Threat actors are increasingly adopting security automation and machine learning – security teams will have to follow suit, or risk falling behind.
Many organizations still conduct incident response based on manual processes. Many playbooks that we have seen in our customer base, for example, hand off to other stakeholders within the organization to wait for additional forensic data, and to execute remediation and containment actions.
While this may seem like good practice to avoid inadvertent negative consequences such as accidentally shutting down critical systems or locking out innocent users, it also means that many attacks are not contained in a sufficiently short time to avoid the worst of their consequences.
Manual Processes Cannot Compete with Automation
Reports are mounting about threat actors and hackers leveraging security automation and machine learning to increase the scale and volume, as well as the velocity of attacks. The implications for organizations should be cause for concern, considering that we have been challenged to effectively respond to less sophisticated attacks in the past.
Ransomware is a case in point. In its most simple form, a ransomware attack does not require the full cyber kill chain to be successful. A user receives an email attachment, executes it, the data is encrypted and the damage is done. At that point, incident response turns into disaster recovery.
Automated attacks have been with us for a long time. Worms and Autorooters have been around since the beginning of hacking, with WannaCry and its worming capability only the most recent example. But these have only automated some aspects of the attack, still permitting timely and successful threat containment further along the kill chain.
Threat actors have also leveraged automated command and control infrastructure for many years. DDoS Zombie Botnets, for example, are almost fully automated. To sum it up, the bad guys have automated, the defenders have not. Manual processes cannot compete with automation.
With the increase in the adoption of automation and machine learning by cyber criminals, enterprises will find that they will have to automate as well. The future mantra will be “Automate or Die”.
Making the Cure More Palatable Than the Disease
But automating containment actions is still a challenging topic. Here at DFLabs we still encounter a lot of resistance to the idea by our customers. Security teams understand that the escalating sophistication and velocity of cyber-attacks means that they must become more agile to rapidly respond to cyber incidents. But the risk of detrimentally impacting operations means that they are reluctant to do so, and rarely have the political backing and clout even if they want to.

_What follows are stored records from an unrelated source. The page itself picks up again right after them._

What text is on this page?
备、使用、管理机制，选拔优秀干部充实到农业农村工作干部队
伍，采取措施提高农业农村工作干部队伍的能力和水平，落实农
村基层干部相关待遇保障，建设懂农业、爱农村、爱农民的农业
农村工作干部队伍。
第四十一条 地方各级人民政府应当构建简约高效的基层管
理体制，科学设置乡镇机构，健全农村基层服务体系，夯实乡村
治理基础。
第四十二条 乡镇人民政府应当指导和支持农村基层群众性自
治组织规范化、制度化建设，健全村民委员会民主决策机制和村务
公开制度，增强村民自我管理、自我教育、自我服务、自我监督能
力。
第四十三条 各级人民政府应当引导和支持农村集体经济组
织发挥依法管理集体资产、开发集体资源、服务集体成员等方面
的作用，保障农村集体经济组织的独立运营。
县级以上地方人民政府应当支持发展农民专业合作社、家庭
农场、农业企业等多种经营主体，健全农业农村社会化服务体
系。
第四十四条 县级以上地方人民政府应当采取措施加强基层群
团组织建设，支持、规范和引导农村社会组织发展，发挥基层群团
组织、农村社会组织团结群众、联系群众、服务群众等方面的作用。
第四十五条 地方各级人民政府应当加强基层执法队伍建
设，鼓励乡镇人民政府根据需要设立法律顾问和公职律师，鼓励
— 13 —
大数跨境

Security teams will find themselves having to rationalize the automation of incident response to other stakeholders in their organization more and more in the future. This will require being able to build a business case to justify the risk of automating containment. They will have to explain why the cure is not worse than the disease.
There are three questions that are decisive in evaluating whether to automate containment actions:
- How reliable are the detection and identification?
- What is the potential detrimental impact if the automation goes wrong?
- What is the potential risk if this is not automated?
Our approach at DFLabs to this is to carefully evaluate what to automate, and how to do this safely. We support organizations in selectively applying automation through our R3 Rapid Response Runbooks. Incident Responders can apply dual-mode actions that combine manual, semi-automated and fully automated steps to provide granular control over what is automated. R3 Runbooks can also include conditional statements that apply full automation when it is safe to do so but request that a human vet’s the decision in critical environments or where it may have a detrimental impact on operational integrity.